"Hazırlan Dori. İkimiz yine uzun bir yolculuğa çıkıyoruz."
Elindeki çantayla ahıra giren Minho'ya el sallayarak karşılık verirken "Yine bir aptal bizi öldürmeye çalışmazsa tabii," diye homurdanmadan edememişti. Göz devirdim benimle, bizimle alay etmesine karşılık. Yanlışlıkla olmuştu ve ona milyon defa anlatmıştım bunu fakat o anlamak ne bilmiyordu.
"Ve sanırım o da bizi durdurmaya çalışacak, öyle değil mi?"

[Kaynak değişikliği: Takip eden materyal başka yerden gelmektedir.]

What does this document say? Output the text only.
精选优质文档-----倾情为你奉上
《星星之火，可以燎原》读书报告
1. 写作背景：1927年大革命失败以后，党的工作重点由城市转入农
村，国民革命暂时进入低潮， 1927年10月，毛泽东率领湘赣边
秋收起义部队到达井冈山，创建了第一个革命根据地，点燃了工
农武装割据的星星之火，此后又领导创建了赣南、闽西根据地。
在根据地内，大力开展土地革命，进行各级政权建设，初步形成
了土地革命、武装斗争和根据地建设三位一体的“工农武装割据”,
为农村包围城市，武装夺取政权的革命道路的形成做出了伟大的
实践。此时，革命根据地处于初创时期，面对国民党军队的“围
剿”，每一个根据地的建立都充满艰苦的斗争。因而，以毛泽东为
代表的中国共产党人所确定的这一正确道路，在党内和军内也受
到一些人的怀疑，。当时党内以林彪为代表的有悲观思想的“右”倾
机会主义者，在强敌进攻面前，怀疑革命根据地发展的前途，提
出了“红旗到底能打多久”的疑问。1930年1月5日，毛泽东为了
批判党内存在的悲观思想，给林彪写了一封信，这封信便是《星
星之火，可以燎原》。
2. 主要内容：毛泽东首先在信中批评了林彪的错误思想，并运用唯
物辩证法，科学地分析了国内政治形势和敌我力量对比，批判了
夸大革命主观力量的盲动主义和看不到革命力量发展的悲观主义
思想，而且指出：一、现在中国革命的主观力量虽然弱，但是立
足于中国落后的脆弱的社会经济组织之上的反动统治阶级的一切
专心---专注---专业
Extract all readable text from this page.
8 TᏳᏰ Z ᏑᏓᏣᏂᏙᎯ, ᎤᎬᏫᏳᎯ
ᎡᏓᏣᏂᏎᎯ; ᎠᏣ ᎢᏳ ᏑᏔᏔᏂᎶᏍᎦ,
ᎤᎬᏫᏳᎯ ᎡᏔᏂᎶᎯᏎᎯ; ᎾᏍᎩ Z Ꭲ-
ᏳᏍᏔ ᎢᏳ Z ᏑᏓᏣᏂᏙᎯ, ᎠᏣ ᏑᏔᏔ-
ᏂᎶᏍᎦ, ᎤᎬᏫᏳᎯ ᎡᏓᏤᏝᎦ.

Ejderhasının üzerindeki bakışlarını bana çevirirken elindeki çantayı yere koymuş ve kollarını önünde birleştirmişti. Konuşmamı bekliyormuş gibi bir hali vardı ki, zaten burada olma sebebimin de bu olduğu açıkça belliydi.
"Bir yere mi gidiyorsun?"
"Evet," derken omuz silkti. Ejderhasının kafasını sevmiş ve çantasını onun üzerine yerleştirmişti. "Burada kalıp yarın bir ejderha öldürmeyi bekleyemem."
"Gitmen daha çok dikkat çekecek ve belki de reis seni yakalayıp öldürtmek isteyecek."
"Neden? Kaçtığım için mi?"
"Hayır," diye reddettim ayağa kalkıp ona doğru ilerlerken. "Hem bir ejderha ile dost olduğun için hem de onun gözünde bir düşman olduğun için."
Elini önünde salladı Minho. Bunu pek umursuyormuş gibi görünmüyordu ki, zaten giderse bulunması imkansız hale gelecekti. Bu sadece gitmemesi için bir korkutma şekliydi ve pek bir işe yaramamıştı.
Sessizlik hakim oldu etrafa. Diyecek başka bir şeyim yoktu. Beni dinlemeyecekti zaten, bunu çok iyi biliyordum.
"Benimle gel," diye mırıldandı en sonunda. Ensesini kaşırken benden bir cevap beklediğini belirten bakışlarını üzerimde gezdirdi ki, bu cevabının hayır olduğunu biliyormuş gibi kısa bir süre sonra "Bunu düşünmeden cevap verme," diye devam etmişti.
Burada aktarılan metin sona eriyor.